Edito

Je suis très attaché à mes origines solognotes et berrichonnes. Et je prends toujours le plus grand plaisir à sillonner cette magnifique région, où je suis né, que j'habite, qui est celle de tous mes ancêtres, et où ma famille et mes amis sont partout très présents. Chaque endroit me rappelle un camarade d'école, un dossier traité en tant qu'avocat, des moments entre amis, un match de football auquel j'ai participé dans mes jeunes années, une partie de chasse avec mon père, une partie de pêche, le ramassage des châtaignes ou des champignons, de simples balades sur les petites routes ou les chemins ruraux, des fêtes populaires, des cérémonies familiales... Cet héritage, je l'ai aussi transmis à mes enfants.

Arrivé à l'âge de la maturité, et par mon action politique, je veux désormais contribuer à préserver ces territoires et à donner à leurs habitants le mieux vivre possible dans une France juste et solidaire.

Pascal Vilain

vendredi 26 avril 2013

Article de La République du Centre sur Jean-Louis Borloo et les avocats : mise au point.

Fédération du Loiret
Communiqué en réponse


Orléans le 26 avril 2013,
Madame le Rédacteur en Chef,

J’ai pris connaissance de l’excellent article paru dans votre journal de ce jour, vendredi 26 avril 2013, sous le Titre « l’avocat bientôt interdit de Politique ? ».

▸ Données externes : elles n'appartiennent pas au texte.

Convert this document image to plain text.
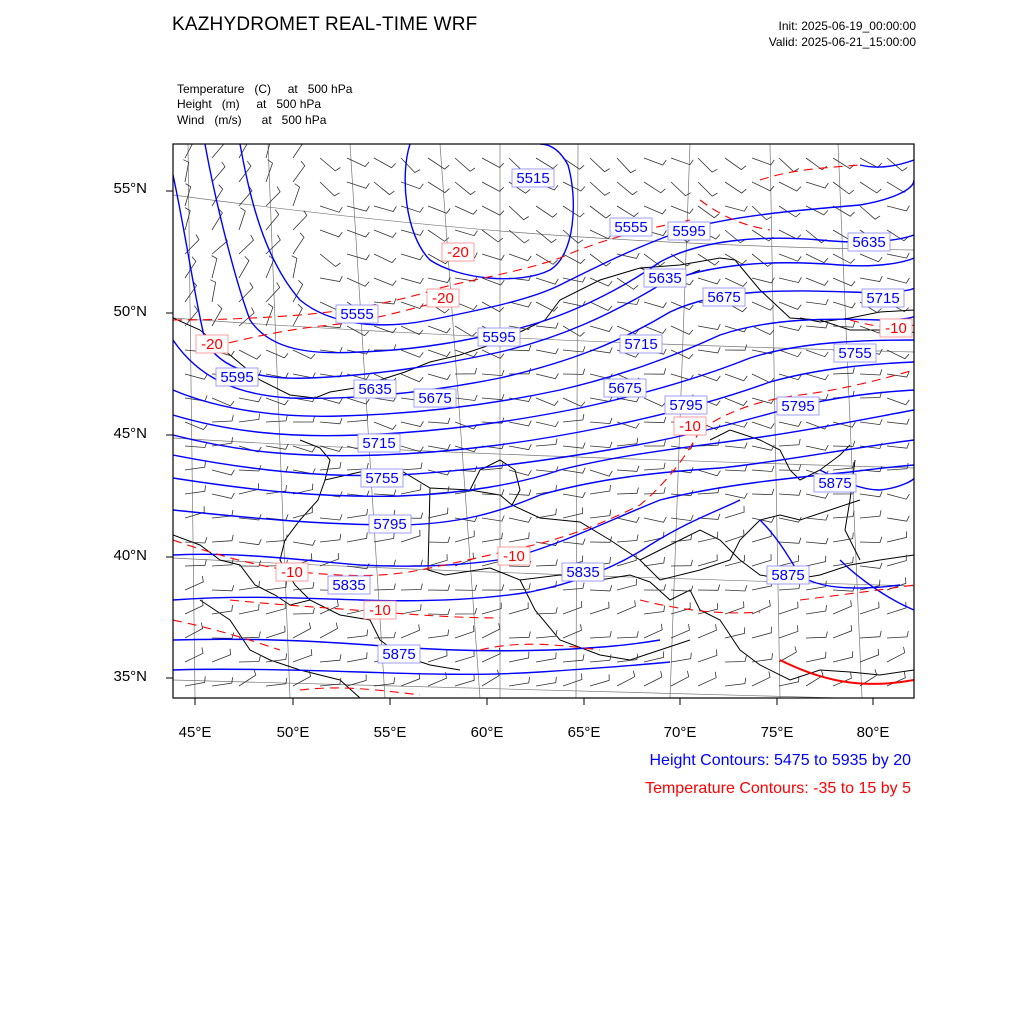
KAZHYDROMET REAL-TIME WRF	Init: 2025-06-19_00:00:00
Valid: 2025-06-21_15:00:00
Temperature   (C)     at   500 hPa
Height   (m)     at   500 hPa
Wind   (m/s)      at   500 hPa
5515
5555 5595
5635
5675
5715
5795
5555
5595
5635
5675
5715
5755
5795
5835
5875
5595
5635
5675
5715
5755
5795
5835
5875
5875
-20
-20
-20
-10
-10
-10
-10
-10
55°N
50°N
45°N
40°N
35°N
45°E	50°E	55°E	60°E	65°E	70°E	75°E	80°E
Height Contours: 5475 to 5935 by 20
Temperature Contours: -35 to 15 by 5
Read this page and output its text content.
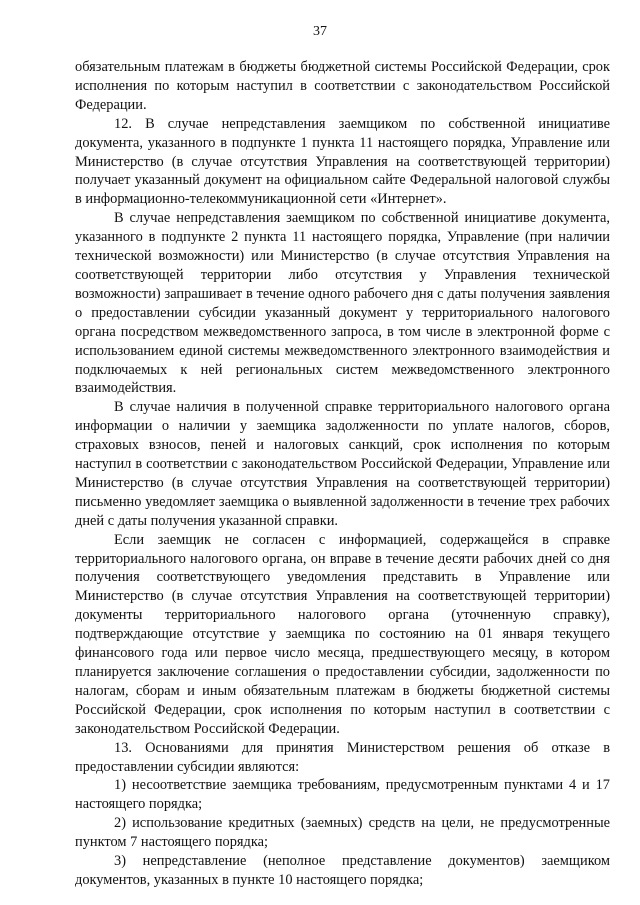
37

обязательным платежам в бюджеты бюджетной системы Российской Федерации, срок исполнения по которым наступил в соответствии с законодательством Российской Федерации.

12. В случае непредставления заемщиком по собственной инициативе документа, указанного в подпункте 1 пункта 11 настоящего порядка, Управление или Министерство (в случае отсутствия Управления на соответствующей территории) получает указанный документ на официальном сайте Федеральной налоговой службы в информационно-телекоммуникационной сети «Интернет».

В случае непредставления заемщиком по собственной инициативе документа, указанного в подпункте 2 пункта 11 настоящего порядка, Управление (при наличии технической возможности) или Министерство (в случае отсутствия Управления на соответствующей территории либо отсутствия у Управления технической возможности) запрашивает в течение одного рабочего дня с даты получения заявления о предоставлении субсидии указанный документ у территориального налогового органа посредством межведомственного запроса, в том числе в электронной форме с использованием единой системы межведомственного электронного взаимодействия и подключаемых к ней региональных систем межведомственного электронного взаимодействия.

В случае наличия в полученной справке территориального налогового органа информации о наличии у заемщика задолженности по уплате налогов, сборов, страховых взносов, пеней и налоговых санкций, срок исполнения по которым наступил в соответствии с законодательством Российской Федерации, Управление или Министерство (в случае отсутствия Управления на соответствующей территории) письменно уведомляет заемщика о выявленной задолженности в течение трех рабочих дней с даты получения указанной справки.

Если заемщик не согласен с информацией, содержащейся в справке территориального налогового органа, он вправе в течение десяти рабочих дней со дня получения соответствующего уведомления представить в Управление или Министерство (в случае отсутствия Управления на соответствующей территории) документы территориального налогового органа (уточненную справку), подтверждающие отсутствие у заемщика по состоянию на 01 января текущего финансового года или первое число месяца, предшествующего месяцу, в котором планируется заключение соглашения о предоставлении субсидии, задолженности по налогам, сборам и иным обязательным платежам в бюджеты бюджетной системы Российской Федерации, срок исполнения по которым наступил в соответствии с законодательством Российской Федерации.

13. Основаниями для принятия Министерством решения об отказе в предоставлении субсидии являются:

1) несоответствие заемщика требованиям, предусмотренным пунктами 4 и 17 настоящего порядка;

2) использование кредитных (заемных) средств на цели, не предусмотренные пунктом 7 настоящего порядка;

3) непредставление (неполное представление документов) заемщиком документов, указанных в пункте 10 настоящего порядка;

Il y est notamment écrit que « Jean-François COPE…imité par Jean-Louis BORLOO président de l’UDI s’est résolu dès lundi dernier à cesser ses fonctions d’avocat ».

Cette présentation pourrait laisser croire que la renonciation du Président Borloo à l’exercice de son métier d’avocat serait consécutive au projet de loi socialiste sur la moralisation de la vie politique et constituerait de sa part une reconnaissance implicite de l’incompatibilité de cette profession avec l’accomplissement d’un mandat parlementaire.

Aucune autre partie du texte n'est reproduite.